3. The Chinese are big spenders
China is the most attractive export market in terms of revenue per sale: the average value of goods in a single Chinese shopping cart is an impressive EUR 900. This means it’s even more important to take into account local shopping habits – and to opt for colorful web design and payment via Alipay.
4. The average German retailer has expanded into eight European countries
And that means they’re getting a bigger slice of the pie in comparison with retailers in other European countries: across the five biggest economic powerhouses in Europe (France, Germany, Italy, Spain and the UK), only 30% of SMEs sell abroad at all.
5. More than half of German retailers sell through their own online store
50% of sales in the B2B sector take place through a company’s own website.
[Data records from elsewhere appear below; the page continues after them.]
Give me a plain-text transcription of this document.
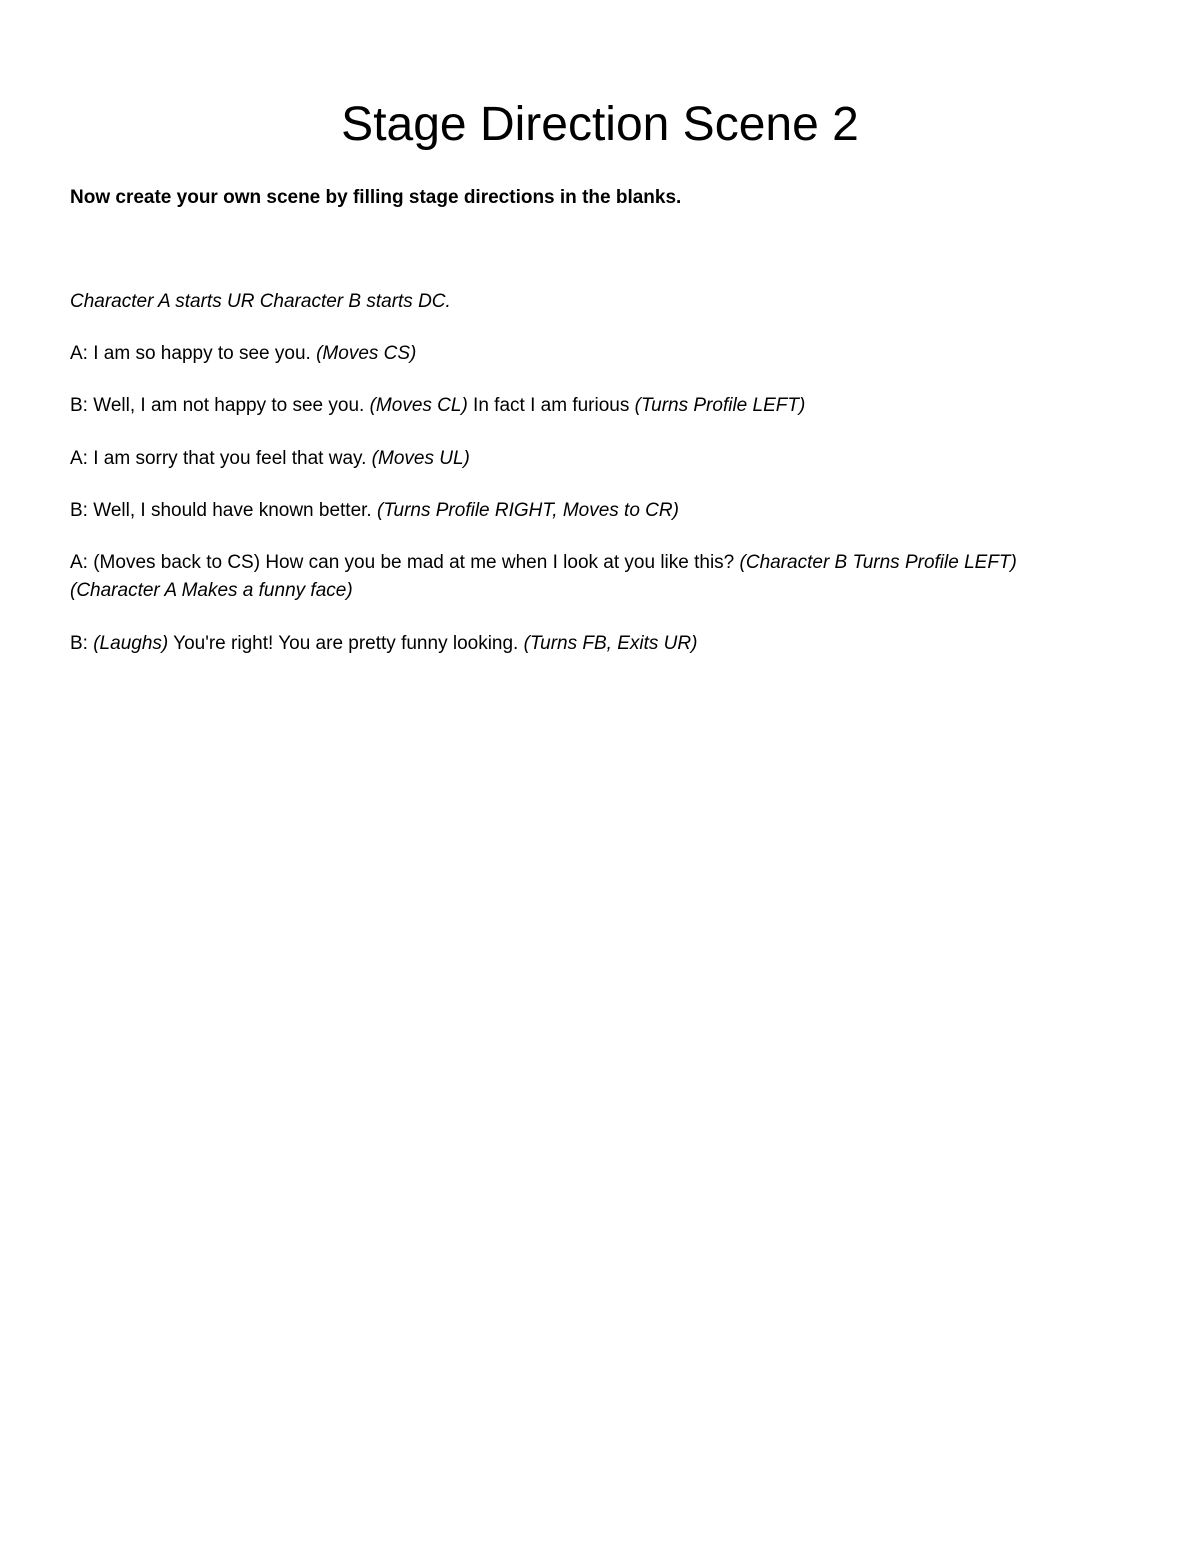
Stage Direction Scene 2

Now create your own scene by filling stage directions in the blanks.

Character A starts UR Character B starts DC.

A: I am so happy to see you. (Moves CS)

B: Well, I am not happy to see you. (Moves CL) In fact I am furious (Turns Profile LEFT)

A: I am sorry that you feel that way. (Moves UL)

B: Well, I should have known better. (Turns Profile RIGHT, Moves to CR)

A: (Moves back to CS) How can you be mad at me when I look at you like this? (Character B Turns Profile LEFT) (Character A Makes a funny face)

B: (Laughs) You're right! You are pretty funny looking. (Turns FB, Exits UR)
In the B2C sector, it’s 80%. That’s a lot, especially when you consider that use of sales platforms is currently on the rise: every third retailer currently sells their products via Amazon. Nonetheless, a fully localized website remains a clear attention-grabber.
6. 30% rely on external assistance when entering new markets
That means agencies with linguistic and country-specific expertise – like Supertext. The other 70% of retailers do it themselves – and 36% of those surveyed don’t even bother with preparatory measures or market research beforehand. Only around 12% have a team on the ground in their new target market; the rest simply work from Germany.
7. Social media is a key marketing tool for 50% of German retailers
Social media is the most important marketing channel for half of the 92% of companies who actively market their products abroad. At the same time, retailers consider marketing to be one of their biggest challenges (see point 8). We suspect this is down to a lack of linguistic and cultural expertise when sales channels are being operated directly from Germany.
8. Complaints and returns are the biggest challenges
61% of German retailers say that the complaint and return processes is their biggest challenge when selling abroad, followed by the delivery process and marketing activities. 28% of businesses find translating their website challenging, and 25% struggle to provide customer service in the appropriate language.
9. Half of German retailers don’t apply country-specific pricing
That means they’re missing out on revenue and profits. Businesses that don’t apply a localized pricing strategy or pay attention to local holidays and the associated discounts lose out on up to 50% of revenue.
To sum up: expanding into new markets offers unexpected opportunities, particularly during times of crisis – but it also presents new challenges. Language and culture are just two pieces of a puzzle that also includes technical, legal and logistical issues. Strategic preparation and optimization of your business to suit the needs of your target market should always be part of your plan. And we’d be happy to help you draft it.
A study by the research institute ibi research in collaboration with the Association of German Chambers of Industry and Commerce (DIHK). Three hundred retailers were surveyed.
A study by ECC KÖLN and the payment service provider Mollie. One hundred and thirty SMEs were surveyed.